The steadfast work by researchers of disease is always an astounding feat. However, before it becomes “astounding” there could be years of painstaking, slow, trial and error experimentation that only a few have the patience to follow through. Knowing for decades how chromosome 10 is a risk variant for AMD just wasn’t enough. Researchers had to find out what the mechanism was that caused the body to rob itself of sight. Although past research had shown no association, scientists at SCTM felt otherwise and began the long journey of searching for answers. 

Having no animal models available for the study of chromosome 10 had researchers scrambling for another way to look at AMD progression. Although a human trial would eventually be arranged, at this pre-research stage scientists needed a “proof of concept” to get recognition and funding for further study. This is when they came across a unique repository of donated eyes from deceased patients that had AMD and from those who did not. It was more than 8,000 pairs of eyes that lead to the breakthrough they were looking for and researchers could not be more grateful to the donation program. 

SCTM Executive Director Gregory S. Hageman, PhD commented, 

“We were able to generate these exciting results thanks to our eye donors and their families. We are so extremely grateful for their precious gifts.”

These results are a small example of the astounding progress science has made through not only eye donations but organ donations overall. 

Scientific Perseverance 

Sifting through 8,000 eyes requires a series of difficult and time-consuming experimentations, particularly when going against previous research that recorded nothing there. However, Dr. Hageman felt otherwise, stating,

“those particular studies employed too few samples and the analyses were performed using neural retina and white blood cells, rather than RPE-Bruch’s membrane, which is the primary site of AMD pathogenesis.”
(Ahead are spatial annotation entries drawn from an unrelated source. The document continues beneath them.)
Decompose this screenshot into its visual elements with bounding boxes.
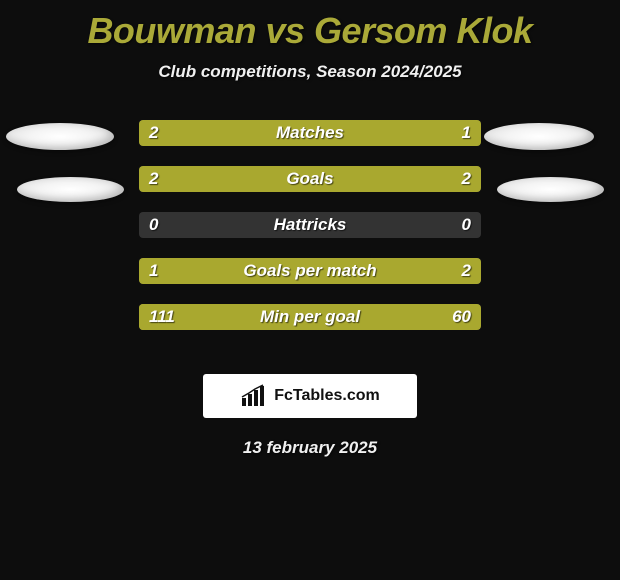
stat-label: Goals xyxy=(139,166,481,192)
player-marker xyxy=(497,177,604,202)
stat-value-right: 0 xyxy=(462,212,471,238)
stat-label: Matches xyxy=(139,120,481,146)
stat-row: Hattricks0 0 xyxy=(0,212,620,258)
stats-area: Matches21Goals22Hattricks00Goals per mat… xyxy=(0,120,620,350)
page-subtitle: Club competitions, Season 2024/2025 xyxy=(0,62,620,82)
bar-chart-icon xyxy=(240,384,268,408)
stat-value-left: 2 xyxy=(149,120,158,146)
stat-value-right: 2 xyxy=(462,258,471,284)
stat-value-left: 0 xyxy=(149,212,158,238)
page-title: Bouwman vs Gersom Klok xyxy=(0,0,620,52)
stat-label: Hattricks xyxy=(139,212,481,238)
player-marker xyxy=(17,177,124,202)
stat-row: Goals per match1 2 xyxy=(0,258,620,304)
stat-label: Goals per match xyxy=(139,258,481,284)
stat-value-left: 1 xyxy=(149,258,158,284)
stat-value-right: 1 xyxy=(462,120,471,146)
stat-value-left: 111 xyxy=(149,304,175,330)
stat-row: Min per goal111 60 xyxy=(0,304,620,350)
source-badge-text: FcTables.com xyxy=(274,387,380,405)
stat-value-left: 2 xyxy=(149,166,158,192)
date-label: 13 february 2025 xyxy=(0,438,620,458)
player-marker xyxy=(484,123,594,150)
stat-label: Min per goal xyxy=(139,304,481,330)
stat-value-right: 2 xyxy=(462,166,471,192)
player-marker xyxy=(6,123,114,150)
source-badge: FcTables.com xyxy=(203,374,417,418)
stat-value-right: 60 xyxy=(452,304,471,330)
As a result of these past studies, development and testing may have exacerbated AMD progression in human trials rather than slowed it down. With Dr. Hageman and his team at the University of Utah working diligently to find something, once they looked at the levels of HtrA1 on the RPE-Bruch’s membrane (a specific part of the retina often overlooked as the genesis of AMD) correlations were found. As reported by the University of Utah’s Health newsletter, 

“These variants were found to impair expression of the HTRA1 gene by the RPE, resulting in an approximately 50 percent reduction of HtrA1 protein levels at the RPE-Bruch’s membrane interface during aging. The failure to produce adequate levels of HtrA1 protein disrupts this key region of the eye and is associated with AMD-associated pathologies, including the deposition of abnormal deposits and the development of abnormal blood vessels.”

Currently, researchers are now developing a therapeutic protocol for those carrying the chromosome 10 gene to stop macular degeneration it its tracks. This is yet a small example of the capability of genomics and how scientists may soon shift from putting out fires each time they flare, to finding the fire before it starts.